Anna asintió y cogió otro diminuto bocadillo. Estaban deliciosos.

La comandante encendió la pantalla.

—Muy bien. Una nave llamada Free Market Explorer desapareció hace veinte años. —Sonrió—. Por el nombre podría parecer un carguero. Era una nave de larga distancia, muy veloz, la mayor que teníamos en ese momento, y desapareció en el espacio hwar. Siempre supusimos que había sido destruida.

»Una de las personas que viajaban a bordo del Free Market Explorer era un hombre llamado Nicholas Sanders. Era un capitán del servicio de información militar. No tendría que haberlo sido. No tenía la personalidad adecuada. Pero en ese momento era una de las pocas personas que hablaba con verdadera fluidez la principal lengua hwar.

—Y es el hombre que está aquí —concluyó Anna.

La comandante asintió.

—No disponemos de una identificación definitiva, pero estoy casi segura. Sanders tenía veintiséis años cuando su nave desapareció. Ahora tendría cuarenta y siete, y creo que ésa es aproximadamente la edad de nuestro Nicholas. Ha vivido durante veinte años tras las líneas enemigas.

—¿Le apetece un poco más de té? —preguntó el capitán Van.

Anna asintió.

El capitán sirvió el té y la comandante prosiguió:

—Tendré que explicarle algo sobre el problema de reunir información en esta… ¿cómo llamarlo? Nunca se ha declarado una guerra. Y nunca libramos una verdadera batalla. Durante cerca de cuarenta años se han realizado viajes de exploración, misiones de espionaje, y de vez en cuando ha habido alguna escaramuza.

Bajó la vista y observó la pantalla.

—Existen varios problemas. Para empezar, la inmensidad del espacio y la naturaleza de la travesía FTL. No tenemos ninguna garantía de que los alienígenas vinieran desde algún lugar cercano. Pensamos, aunque no estamos seguros, que se expandieron muy rápidamente desde su sistema de origen, como hicimos nosotros. Creemos que estamos buscando dos esferas enormes y casi vacías que han entrado en contacto, que se están tocando ligeramente. He dicho que las esferas están vacías. Están llenas de estrellas: miles, tal vez millones; y estamos buscando quizás una docena de mundos habitados.

Una buena oradora, pensó Anna, aunque seguía teniendo la sensación de estar en una fiesta delirante. Se debía a la combinación de distancias enormes y bocadillos diminutos, y al menudo capitán sentado en silencio, casi dormido. Empezaba a parecerse a un lirón.

—Éstos son unos problemas —puntualizó la comandante—. Problemas de escala. Los otros problemas tienen que ver con la psicología.

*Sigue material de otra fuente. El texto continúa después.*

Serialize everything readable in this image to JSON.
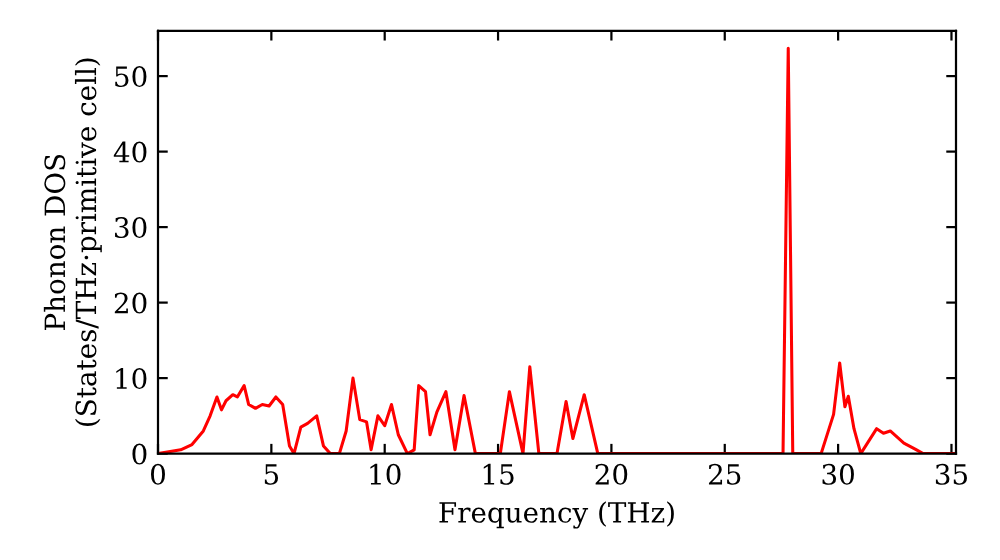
{
  "chart_data": {
    "type": "line",
    "xlabel": "Frequency (THz)",
    "ylabel": "Phonon DOS\n(States/THz·primitive cell)",
    "xlim": [
      0,
      35.2
    ],
    "ylim": [
      0,
      56
    ],
    "xticks": [
      0,
      5,
      10,
      15,
      20,
      25,
      30,
      35
    ],
    "yticks": [
      0,
      10,
      20,
      30,
      40,
      50
    ],
    "grid": false,
    "legend": false,
    "marker": "none",
    "line_style": "solid",
    "series": [
      {
        "color": "#ff0000",
        "x": [
          0,
          1,
          1.5,
          2,
          2.3,
          2.6,
          2.8,
          3.0,
          3.3,
          3.5,
          3.8,
          4.0,
          4.3,
          4.6,
          4.9,
          5.2,
          5.5,
          5.8,
          6.0,
          6.3,
          6.6,
          7.0,
          7.3,
          7.6,
          8.0,
          8.3,
          8.6,
          8.9,
          9.2,
          9.4,
          9.7,
          10.0,
          10.3,
          10.6,
          11.0,
          11.3,
          11.5,
          11.8,
          12.0,
          12.3,
          12.7,
          13.1,
          13.5,
          14.0,
          15.1,
          15.5,
          16.1,
          16.4,
          16.8,
          17.6,
          18.0,
          18.3,
          18.8,
          19.4,
          27.3,
          27.57,
          27.8,
          28.0,
          29.25,
          29.8,
          30.07,
          30.3,
          30.45,
          30.7,
          31.0,
          31.7,
          32.0,
          32.3,
          32.9,
          33.4,
          33.75,
          35.2
        ],
        "values": [
          0,
          0.5,
          1.2,
          3,
          5,
          7.5,
          5.8,
          7,
          7.8,
          7.5,
          9,
          6.5,
          6,
          6.5,
          6.3,
          7.5,
          6.5,
          1,
          0,
          3.5,
          4,
          5,
          1,
          0,
          0,
          3,
          10,
          4.5,
          4.2,
          0.5,
          5,
          3.7,
          6.5,
          2.5,
          0,
          0.5,
          9,
          8.2,
          2.5,
          5.5,
          8.2,
          0.5,
          7.7,
          0,
          0,
          8.2,
          0,
          11.5,
          0,
          0,
          6.9,
          2,
          7.8,
          0,
          0,
          0,
          53.7,
          0,
          0,
          5.2,
          12,
          6.2,
          7.6,
          3.3,
          0,
          3.3,
          2.7,
          3.0,
          1.4,
          0.6,
          0,
          0
        ]
      }
    ]
  }
}
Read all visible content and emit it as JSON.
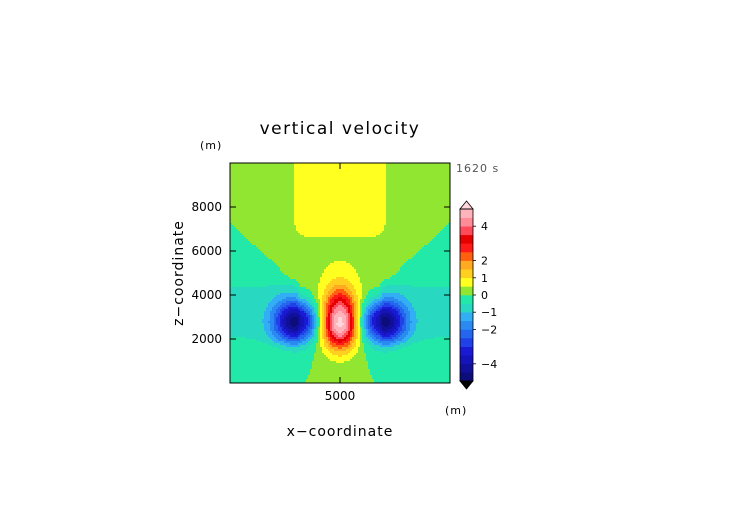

»Los alienígenas son paranoicos o cuidadosos, o tal vez otra cosa que no comprendemos, algo completamente ajeno. La primera vez que los vimos estaban preparados para la guerra. Nos esperaban, a nosotros o a algún otro enemigo. Sus naves y sus estaciones estaban armadas y contaban con trampas explosivas. Nunca hemos capturado una nave que conservara el sistema de navegación intacto.

»Y siempre han existido problemas para interrogar a los alienígenas, a los pocos que hemos podido capturar. Al principio no teníamos forma de hablarles. Finalmente, logramos decodificar… ¿sería el término correcto?… su lengua principal. Nicholas Sanders formaba parte del equipo que lo hizo. Tiene una gran facilidad para los idiomas.